Todos sentimos, ao longo da vida, que estávamos mais próximos, ou mais distantes, do controlo dos saberes. É precisamente essa noção de carência, ou suficiência, que nos obriga ou nos persuade a mudar, a melhorar, a ultrapassar as limitações.
Um Estado decente deve ter a educação de qualidade, de todos os seus membros, como prioridade. Um país iletrado produz políticos iletrados, e repetirá a iliteracia à náusea, chegando a chamar-lhe cultura.
Um Estado decente precisa de encontrar meios - humanos e materiais- para auxiliar alunos com problemas de saúde, de sociedade, de família, por forma a colocá-los no mesmo patamar de partida de todos os outros.

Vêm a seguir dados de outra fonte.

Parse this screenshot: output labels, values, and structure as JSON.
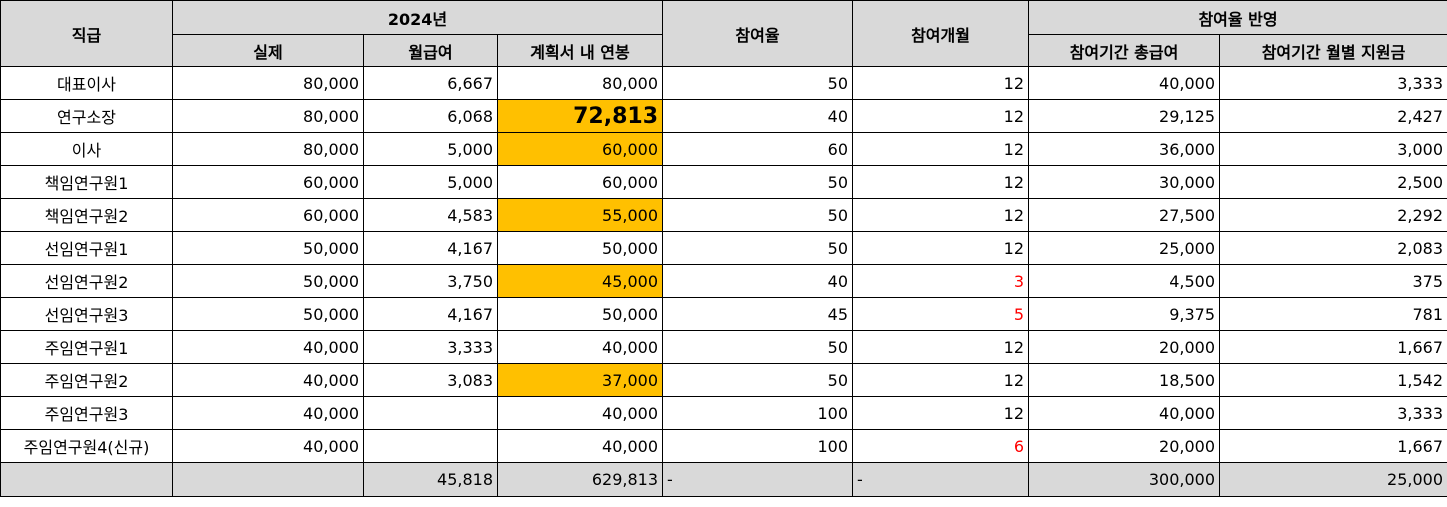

Um Estado decente não recua perante a necessidade de revisões, estudo acompanhado, avaliações informais, treino adaptado e ensino especial.
Um Estado decente - falo como pai, como filho, como antigo aluno, como antigo docente, como pessoa interessada na aprendizagem contínua - não tem medo das estatísticas. E não pode tombar no mecanismo infantil (ou "totalitário") de pensar que, mudando as palavras e eliminando os obstáculos burocráticos, adquire o "progresso".
O "chumbo" é um facto da vida, com que conviveram gerações de pessoas de sucesso. A distinção, a classificação, o prémio da excelênca, as notas, as avaliações deviam também continuar a ser fractos da vida.
O que não impede que se melhorem os métodos, se revejam os conteúdos, se modernizem as escolas, se qualifiquem os processos. Não queremos um ensino mais fácil. Devemos desejar um ensino onde o difícil pareça fácil, devido à preparaçaõ do que se abalança à grande aventura descoberta, que é também a odisseia do crescimento.
A alternativa é a desumanidade. Sem objectivos nem refrências, não se dirá então "fez-se um homem".
Antes: "Desfez-se o que poderia ser uma pessoa"."